Ayer se celebró el Día Mundial de la Libertad de Prensa. Como decía hace unos días, hay días internacionales para casi todo y casi todos, siempre con un mínimo común denominador: el riesgo de caer en el olvido. La libertad de prensa no sufre este riesgo. Es algo peor: se desdibuja y llega un día en que creemos que la libertad de prensa es esto, y lo celebramos, claro. El movimiento es apenas imperceptible y se produce a base de pequeñas salpicaduras que se van agrandando como una mancha de aceite en un tejido tan permeable como el social.
Curioso que sea precisamente hoy cuando se celebra la libertad de prensa: miles, millones de periodistas en todo el mundo tuitean y retuitean, postean y repostean, repiten y reverberan un mensaje orquestado hasta el más mínimo detalle, pese a lo zafio de las formas. Agridulce celebración ésta, sobre todo si recordamos que, en lo que va de año, han muerto 18 periodistas en conflictos armados (¿armados por quién?) y el español Manu Bravo sigue preso en Libia, y cuando miles de periodistas mueren aquí por dentro engrosando las filas del paro y los bolsillos de economistas metidos a líderes de opinión, cuando la precariedad laboral es el pan nuestro de cada día y los pagos a los colaboradores vampirizados se diluyen con el fogonazo de la factura de la luz.

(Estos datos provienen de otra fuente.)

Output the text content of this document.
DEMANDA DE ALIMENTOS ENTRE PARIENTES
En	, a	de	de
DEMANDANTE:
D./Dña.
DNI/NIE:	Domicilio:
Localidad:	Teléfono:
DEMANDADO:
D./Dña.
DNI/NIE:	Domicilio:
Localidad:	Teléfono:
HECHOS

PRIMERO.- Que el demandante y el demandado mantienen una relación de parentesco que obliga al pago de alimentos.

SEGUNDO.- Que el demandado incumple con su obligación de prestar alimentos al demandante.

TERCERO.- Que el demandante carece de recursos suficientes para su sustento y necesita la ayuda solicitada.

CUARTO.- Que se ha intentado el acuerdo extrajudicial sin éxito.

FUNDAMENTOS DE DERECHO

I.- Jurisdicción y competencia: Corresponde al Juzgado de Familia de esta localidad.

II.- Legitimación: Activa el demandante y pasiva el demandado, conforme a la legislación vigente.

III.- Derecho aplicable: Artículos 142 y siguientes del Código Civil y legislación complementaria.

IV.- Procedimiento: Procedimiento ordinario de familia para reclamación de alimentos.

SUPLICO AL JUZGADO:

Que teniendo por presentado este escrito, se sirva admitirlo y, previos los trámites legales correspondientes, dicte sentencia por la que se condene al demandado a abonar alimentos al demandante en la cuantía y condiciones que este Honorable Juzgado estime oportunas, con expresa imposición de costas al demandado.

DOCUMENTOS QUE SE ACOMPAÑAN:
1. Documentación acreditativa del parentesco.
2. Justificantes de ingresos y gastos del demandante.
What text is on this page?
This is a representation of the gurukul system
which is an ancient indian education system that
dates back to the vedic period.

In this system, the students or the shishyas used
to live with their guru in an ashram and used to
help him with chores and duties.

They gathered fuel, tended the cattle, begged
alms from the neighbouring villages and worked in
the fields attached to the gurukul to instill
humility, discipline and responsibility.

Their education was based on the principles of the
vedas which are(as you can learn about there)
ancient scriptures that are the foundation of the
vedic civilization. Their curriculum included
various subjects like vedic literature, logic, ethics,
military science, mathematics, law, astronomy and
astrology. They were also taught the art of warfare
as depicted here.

Ya se preparan renovadas medidas de seguridad ante futuras represalias por la presunta muerte de Bin Laden. Yo, que creía que podría llevar gel, champú, mi ansiado acondicionador en la maleta y una navaja para cortar la comida que no me da Iberia, y resulta que ahora seremos más sospechosos que nunca. ¿Y la libertad? Ah, sí… de mercado.